Invitation to an Insect Rendezvous
Artist Brandon Ballengée asks us to spend an intimate evening with bugs.
They bite. They sting. They suck our blood. They can ruin agricultural crops, infest our kitchens, and chomp away at the foundations of our homes. And they are everywhere, crawling into the crevices of buildings, wriggling into our beds, hiding in dark corners. Insects, the most diverse and numerous organisms on Earth, comprise more than 10 million different species—perhaps, by some estimates, as many as 30 million. At any given moment, approximately one million trillion arthropods are creeping, burrowing, flying, and buzzing around our planet. For most members of the human species, these gazillion bugs are purely pests, best left unseen, and modern life has armed us with an arsenal of weapons—poisons, sprays, traps, zappers—to destroy them and, by extension, wipe them from our consciousness.
Despite most humans’ instinct to shudder at the sight of bugs, we need them. Entomologist E. O. Wilson writes, “If all humankind were to disappear tomorrow, it is unlikely that a single insect species would go extinct, except three forms of human body and head lice.” On the other hand, he continues, “If insects were to vanish, the terrestrial environment would soon collapse into chaos.” Without their services, flowers would cease to reproduce, most plant and animal species would go extinct, and humans would endure “widespread starvation” and “a tumultuous decline to dark-age barbarism … unprecedented in human history.” Wilson encourages us to put down our pesticides and change our attitudes: “More respect is due the little things that run the world.”

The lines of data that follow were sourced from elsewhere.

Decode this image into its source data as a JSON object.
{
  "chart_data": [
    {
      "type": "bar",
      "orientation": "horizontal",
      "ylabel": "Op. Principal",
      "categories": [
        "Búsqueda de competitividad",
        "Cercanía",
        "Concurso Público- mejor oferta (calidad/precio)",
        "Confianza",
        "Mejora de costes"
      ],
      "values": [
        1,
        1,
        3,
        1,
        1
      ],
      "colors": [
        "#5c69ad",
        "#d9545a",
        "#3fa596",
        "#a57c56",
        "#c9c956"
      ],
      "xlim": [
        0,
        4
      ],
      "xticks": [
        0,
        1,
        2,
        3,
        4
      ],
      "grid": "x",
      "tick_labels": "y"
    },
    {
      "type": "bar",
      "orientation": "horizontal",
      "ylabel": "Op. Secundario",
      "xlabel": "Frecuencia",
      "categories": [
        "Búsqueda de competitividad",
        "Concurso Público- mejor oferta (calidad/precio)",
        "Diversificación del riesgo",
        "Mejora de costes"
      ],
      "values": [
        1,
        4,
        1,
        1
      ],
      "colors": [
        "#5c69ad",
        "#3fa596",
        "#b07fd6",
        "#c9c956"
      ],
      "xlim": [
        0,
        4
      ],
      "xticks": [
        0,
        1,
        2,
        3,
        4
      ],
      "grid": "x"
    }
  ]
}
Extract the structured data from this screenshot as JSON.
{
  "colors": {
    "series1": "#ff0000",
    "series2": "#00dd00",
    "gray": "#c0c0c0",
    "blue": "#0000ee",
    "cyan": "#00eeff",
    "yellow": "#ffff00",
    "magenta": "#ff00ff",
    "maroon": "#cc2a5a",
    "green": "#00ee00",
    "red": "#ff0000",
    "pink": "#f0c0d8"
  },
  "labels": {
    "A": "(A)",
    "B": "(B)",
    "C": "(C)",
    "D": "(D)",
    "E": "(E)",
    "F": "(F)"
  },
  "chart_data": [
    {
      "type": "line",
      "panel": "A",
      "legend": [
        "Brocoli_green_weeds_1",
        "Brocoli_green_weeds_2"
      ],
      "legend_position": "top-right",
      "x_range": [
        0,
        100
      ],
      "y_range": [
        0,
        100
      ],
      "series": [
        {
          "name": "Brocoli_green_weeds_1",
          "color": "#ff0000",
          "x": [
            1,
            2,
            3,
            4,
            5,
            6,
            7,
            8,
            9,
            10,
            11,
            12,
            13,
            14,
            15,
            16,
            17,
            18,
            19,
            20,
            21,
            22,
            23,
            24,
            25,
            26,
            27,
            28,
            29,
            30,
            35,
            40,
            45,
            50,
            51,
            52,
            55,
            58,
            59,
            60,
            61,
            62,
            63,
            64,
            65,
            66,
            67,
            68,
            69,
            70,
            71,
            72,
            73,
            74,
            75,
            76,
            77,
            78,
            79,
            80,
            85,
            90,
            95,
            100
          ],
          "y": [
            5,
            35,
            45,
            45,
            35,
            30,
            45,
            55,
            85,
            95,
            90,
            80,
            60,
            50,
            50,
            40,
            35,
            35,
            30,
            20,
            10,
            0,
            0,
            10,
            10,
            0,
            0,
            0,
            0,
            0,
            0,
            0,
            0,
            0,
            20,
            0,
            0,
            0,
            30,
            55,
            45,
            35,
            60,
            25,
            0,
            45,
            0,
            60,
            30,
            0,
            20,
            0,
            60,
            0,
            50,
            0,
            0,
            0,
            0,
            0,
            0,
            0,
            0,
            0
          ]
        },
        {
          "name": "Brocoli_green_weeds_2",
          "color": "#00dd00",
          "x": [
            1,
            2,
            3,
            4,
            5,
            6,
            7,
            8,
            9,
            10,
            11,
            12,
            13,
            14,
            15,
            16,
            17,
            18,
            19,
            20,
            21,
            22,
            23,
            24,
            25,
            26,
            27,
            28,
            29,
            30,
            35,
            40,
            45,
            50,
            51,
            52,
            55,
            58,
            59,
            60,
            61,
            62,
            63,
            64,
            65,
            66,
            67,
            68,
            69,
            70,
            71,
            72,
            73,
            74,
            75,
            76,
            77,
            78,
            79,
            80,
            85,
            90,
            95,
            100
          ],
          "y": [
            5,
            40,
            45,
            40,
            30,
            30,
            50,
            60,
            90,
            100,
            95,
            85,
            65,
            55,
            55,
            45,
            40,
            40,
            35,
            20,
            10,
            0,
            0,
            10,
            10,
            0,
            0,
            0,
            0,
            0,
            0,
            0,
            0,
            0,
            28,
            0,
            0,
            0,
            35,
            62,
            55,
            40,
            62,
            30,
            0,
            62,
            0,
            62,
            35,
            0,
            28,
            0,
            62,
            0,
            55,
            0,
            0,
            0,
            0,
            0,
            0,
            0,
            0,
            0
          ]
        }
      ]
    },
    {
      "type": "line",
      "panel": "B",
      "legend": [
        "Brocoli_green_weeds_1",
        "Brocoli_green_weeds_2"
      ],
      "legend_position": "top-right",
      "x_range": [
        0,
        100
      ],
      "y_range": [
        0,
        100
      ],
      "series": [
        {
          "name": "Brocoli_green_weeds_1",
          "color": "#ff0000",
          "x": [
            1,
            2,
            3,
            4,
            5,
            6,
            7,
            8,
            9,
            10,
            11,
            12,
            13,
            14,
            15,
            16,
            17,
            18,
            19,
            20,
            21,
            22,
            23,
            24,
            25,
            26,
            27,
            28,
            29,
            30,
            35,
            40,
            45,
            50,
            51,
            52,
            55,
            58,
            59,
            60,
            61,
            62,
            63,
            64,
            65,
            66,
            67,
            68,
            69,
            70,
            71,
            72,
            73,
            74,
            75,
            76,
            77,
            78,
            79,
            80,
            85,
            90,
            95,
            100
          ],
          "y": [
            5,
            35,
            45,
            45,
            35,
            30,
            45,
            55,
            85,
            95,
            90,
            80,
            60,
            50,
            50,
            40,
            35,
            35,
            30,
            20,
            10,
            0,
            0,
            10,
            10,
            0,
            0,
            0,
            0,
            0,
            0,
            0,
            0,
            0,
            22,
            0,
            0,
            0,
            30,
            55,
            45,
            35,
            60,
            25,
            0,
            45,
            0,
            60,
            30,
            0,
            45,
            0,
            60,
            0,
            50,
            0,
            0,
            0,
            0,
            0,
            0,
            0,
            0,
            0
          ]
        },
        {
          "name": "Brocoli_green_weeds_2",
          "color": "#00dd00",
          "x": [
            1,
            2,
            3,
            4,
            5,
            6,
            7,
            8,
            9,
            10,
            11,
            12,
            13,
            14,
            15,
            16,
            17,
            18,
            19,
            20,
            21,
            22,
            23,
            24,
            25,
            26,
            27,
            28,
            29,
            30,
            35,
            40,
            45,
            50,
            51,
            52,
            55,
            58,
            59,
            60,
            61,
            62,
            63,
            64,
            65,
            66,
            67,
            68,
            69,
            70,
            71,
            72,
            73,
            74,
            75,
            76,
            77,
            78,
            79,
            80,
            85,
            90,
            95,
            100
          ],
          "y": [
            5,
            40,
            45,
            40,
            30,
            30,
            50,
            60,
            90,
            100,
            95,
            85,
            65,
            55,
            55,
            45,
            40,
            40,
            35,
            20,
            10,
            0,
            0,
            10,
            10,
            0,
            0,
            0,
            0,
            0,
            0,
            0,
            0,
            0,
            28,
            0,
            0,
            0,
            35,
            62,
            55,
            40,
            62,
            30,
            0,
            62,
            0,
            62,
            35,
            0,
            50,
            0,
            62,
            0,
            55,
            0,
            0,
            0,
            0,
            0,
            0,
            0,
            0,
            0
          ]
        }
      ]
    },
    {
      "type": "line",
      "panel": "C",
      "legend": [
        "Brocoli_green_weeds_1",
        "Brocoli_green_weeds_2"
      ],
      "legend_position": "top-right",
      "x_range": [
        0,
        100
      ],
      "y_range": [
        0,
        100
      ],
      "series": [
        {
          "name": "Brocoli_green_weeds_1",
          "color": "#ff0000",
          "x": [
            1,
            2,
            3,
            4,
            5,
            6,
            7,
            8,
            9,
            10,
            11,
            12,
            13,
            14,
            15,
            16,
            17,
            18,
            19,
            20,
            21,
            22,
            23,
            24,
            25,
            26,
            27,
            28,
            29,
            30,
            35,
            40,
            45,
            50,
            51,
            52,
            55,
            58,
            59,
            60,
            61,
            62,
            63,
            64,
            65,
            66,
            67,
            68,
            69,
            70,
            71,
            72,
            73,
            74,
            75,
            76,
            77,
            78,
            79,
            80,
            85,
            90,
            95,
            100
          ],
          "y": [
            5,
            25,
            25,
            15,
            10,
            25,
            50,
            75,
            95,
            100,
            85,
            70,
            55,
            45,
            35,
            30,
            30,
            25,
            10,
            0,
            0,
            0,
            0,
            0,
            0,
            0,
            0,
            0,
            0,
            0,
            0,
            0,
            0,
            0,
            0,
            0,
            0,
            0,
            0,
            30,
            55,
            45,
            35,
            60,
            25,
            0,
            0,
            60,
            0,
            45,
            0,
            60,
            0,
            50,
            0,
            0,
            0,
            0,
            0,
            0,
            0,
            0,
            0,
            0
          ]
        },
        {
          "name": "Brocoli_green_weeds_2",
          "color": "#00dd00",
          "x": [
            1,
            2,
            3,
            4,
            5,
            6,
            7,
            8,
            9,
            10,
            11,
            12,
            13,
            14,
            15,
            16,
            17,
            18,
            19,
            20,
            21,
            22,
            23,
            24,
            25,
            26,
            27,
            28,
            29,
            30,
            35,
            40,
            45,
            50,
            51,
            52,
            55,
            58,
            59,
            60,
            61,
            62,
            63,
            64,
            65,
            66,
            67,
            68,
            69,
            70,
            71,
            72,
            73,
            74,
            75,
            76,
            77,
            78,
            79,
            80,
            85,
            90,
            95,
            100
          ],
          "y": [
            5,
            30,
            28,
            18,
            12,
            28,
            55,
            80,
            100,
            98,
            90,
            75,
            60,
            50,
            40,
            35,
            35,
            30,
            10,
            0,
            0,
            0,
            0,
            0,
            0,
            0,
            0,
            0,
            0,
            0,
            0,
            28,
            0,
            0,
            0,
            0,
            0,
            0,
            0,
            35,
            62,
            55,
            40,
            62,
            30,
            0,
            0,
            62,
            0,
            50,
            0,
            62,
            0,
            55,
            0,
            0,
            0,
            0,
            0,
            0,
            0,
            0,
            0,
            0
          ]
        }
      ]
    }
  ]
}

Transforming humanity’s vexed relationship to bugs has been one artist’s inspiration for creating a series of public art installations that encourage bugs to meet up, mate, and procreate. The pairing of visual creativity with scientific curiosity comes naturally to Brandon Balengée, who has exhibited his artwork in numerous presitigious galleries and public spaces throughout the world while also pursuing a doctorate in field biology. Ballengée constructs his installations out of eye-catching blue canvases, often shaped like insects or insect wings, and illuminates them by ultraviolet lights. As the sun sets, the structures begin to glow, attracting hundreds or thousands of nocturnal insects in search of a partner. Ballengée calls these artworks Love Motels for Insects, and he has designed them specifically to encourage people to watch the insects’ evening mating rituals.